Moderna’s shot held up the best, but still fell from 89% in March to 58% in September.

However, health officials insist that vaccines are still highly effective against the most serious effects of COVID-19, including hospitalization and death.

In addition, some people have weakened immune systems, either due to medical conditions or age, making them unable to mount a full immune response to the first doses.

Who is currently eligible?

All U.S. adults 18 years and older who are fully vaccinated can receive a booster shot.

The first group to be allowed to receive boosters were Americans with compromised immune systems, and that decision came in August.

Subsequently, the US Food and Drug Administration (FDA) extended that authorization to specific risk groups.

These include people aged 65 and over, residents of long-term care facilities, and people aged 18 to 64 who are at high risk for severe COVID-19 due to underlying medical conditions.

Also authorized are those who are at high risk because of their job or other factors, such as health professionals, teachers and grocery store workers – and those who live in institutional settings that increase their risk of exposure, such as prisons or shelters for the homeless.

In November, this authorization was extended to all adults regardless of risk factors for serious disease.

Which COVID-19 vaccine booster can I get?

Americans can get any of the three authorized boosters.

Pfizer-BioNTech and Moderna booster shots are administered at least six months after the last injection.

J&J’s booster injection is given at least two months after the last dose.

The Pfizer and J&J booster shots are exactly the same — both in ingredient and dosage (30 micrograms and 0.5 milliliters, respectively) — as the primary doses.

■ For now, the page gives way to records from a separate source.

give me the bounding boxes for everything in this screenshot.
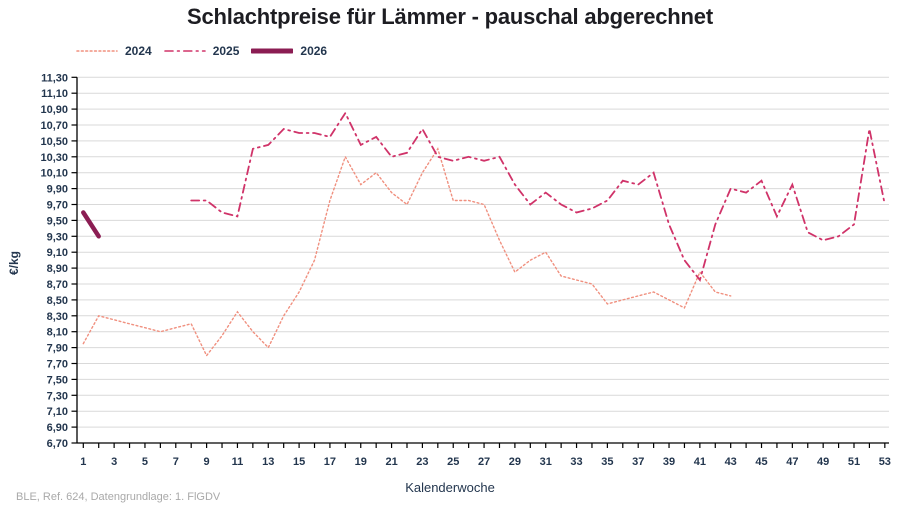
series-2026 — [81, 210, 101, 239]
svg-text:49: 49 — [817, 456, 829, 468]
svg-text:6,70: 6,70 — [47, 438, 68, 450]
y-axis-ticks: 11,30 11,10 10,90 10,70 10,50 10,30 10,10 9,90 9… — [40, 72, 77, 450]
svg-text:10,70: 10,70 — [40, 120, 68, 132]
svg-text:51: 51 — [848, 456, 860, 468]
svg-text:21: 21 — [385, 456, 397, 468]
svg-text:29: 29 — [509, 456, 521, 468]
svg-text:19: 19 — [355, 456, 367, 468]
legend-line-2026-icon — [251, 48, 294, 54]
y-gridlines — [77, 76, 889, 428]
svg-text:9,90: 9,90 — [47, 184, 68, 196]
axes — [76, 77, 889, 444]
svg-text:45: 45 — [755, 456, 767, 468]
svg-text:8,30: 8,30 — [47, 311, 68, 323]
svg-text:31: 31 — [540, 456, 552, 468]
svg-text:10,90: 10,90 — [40, 104, 68, 116]
svg-text:7,70: 7,70 — [47, 359, 68, 371]
legend-label-2024: 2024 — [125, 44, 152, 58]
legend-label-2026: 2026 — [300, 44, 328, 58]
svg-text:47: 47 — [786, 456, 798, 468]
svg-text:8,70: 8,70 — [47, 279, 68, 291]
svg-text:7,30: 7,30 — [47, 390, 68, 402]
svg-text:23: 23 — [416, 456, 428, 468]
svg-text:37: 37 — [632, 456, 644, 468]
series-2024 — [82, 147, 732, 357]
svg-text:10,10: 10,10 — [40, 168, 68, 180]
legend-line-2025-icon — [163, 50, 206, 52]
svg-text:3: 3 — [111, 456, 117, 468]
series-2025 — [190, 111, 886, 282]
svg-text:27: 27 — [478, 456, 490, 468]
svg-text:5: 5 — [142, 456, 148, 468]
svg-text:9,70: 9,70 — [47, 200, 68, 212]
x-axis-title: Kalenderwoche — [405, 480, 495, 495]
svg-text:10,50: 10,50 — [40, 136, 68, 148]
svg-text:39: 39 — [663, 456, 675, 468]
legend-label-2025: 2025 — [212, 44, 240, 58]
svg-text:25: 25 — [447, 456, 459, 468]
x-axis-ticks: 1 3 5 7 9 11 13 15 17 19 21 23 25 27 29 31 33 35 37 39 41 43 4… — [80, 443, 891, 468]
chart-legend: 2024 2025 2026 — [76, 44, 327, 58]
legend-item-2026: 2026 — [251, 44, 327, 58]
legend-item-2024: 2024 — [76, 44, 152, 58]
svg-text:8,10: 8,10 — [47, 327, 68, 339]
svg-text:41: 41 — [694, 456, 706, 468]
source-note: BLE, Ref. 624, Datengrundlage: 1. FlGDV — [16, 491, 221, 503]
svg-text:13: 13 — [262, 456, 274, 468]
svg-text:9,50: 9,50 — [47, 215, 68, 227]
svg-text:7,90: 7,90 — [47, 343, 68, 355]
svg-text:8,50: 8,50 — [47, 295, 68, 307]
svg-text:11,30: 11,30 — [41, 72, 68, 84]
svg-text:9,10: 9,10 — [47, 247, 68, 259]
svg-text:35: 35 — [601, 456, 613, 468]
svg-text:53: 53 — [879, 456, 891, 468]
svg-text:11,10: 11,10 — [41, 88, 68, 100]
svg-text:17: 17 — [324, 456, 336, 468]
svg-text:7,50: 7,50 — [47, 374, 68, 386]
chart-title: Schlachtpreise für Lämmer - pauschal abg… — [187, 4, 713, 29]
svg-text:6,90: 6,90 — [47, 422, 68, 434]
legend-item-2025: 2025 — [163, 44, 240, 58]
svg-text:10,30: 10,30 — [40, 152, 68, 164]
svg-text:15: 15 — [293, 456, 305, 468]
svg-text:33: 33 — [570, 456, 582, 468]
y-axis-title: €/kg — [7, 251, 21, 276]
svg-text:43: 43 — [725, 456, 737, 468]
svg-text:9,30: 9,30 — [47, 231, 68, 243]
svg-text:7: 7 — [173, 456, 179, 468]
svg-text:9: 9 — [204, 456, 210, 468]
svg-text:11: 11 — [232, 456, 244, 468]
legend-line-2024-icon — [76, 50, 118, 52]
svg-text:8,90: 8,90 — [47, 263, 68, 275]
svg-text:1: 1 — [80, 456, 86, 468]
svg-text:7,10: 7,10 — [47, 406, 68, 418]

Moderna’s booster injection is 50 micrograms – half the dosage of the original vaccine.

Can I mix and match?

Yes, federal health officials say Americans can get booster shots made by a different vaccine manufacturer than their initial doses.

Researchers from the National Institutes of Health presented data at an October meeting of the FDA advisory committee demonstrating the effectiveness of mixing and matching.

The report found that when recipients of the single J&J vaccine received a second dose, their antibody levels increased fourfold in two weeks.

In comparison, when given a Moderna booster, their antibody levels rose 76-fold over the same period.

A booster shot of the Pfizer vaccine also increased antibody levels 45-fold over the course of two weeks — higher than the J&J shot, but not as high as the Moderna shot.

In addition, the Moderna booster was also found to increase antibody levels in higher Pfizer recipients.

Americans who received two doses of the Pfizer saw their antibody levels increase 21-fold after a third injection of Pfizer.

But those who received the Moderna booster had a 32-fold increase in antibody levels over a 14-day window.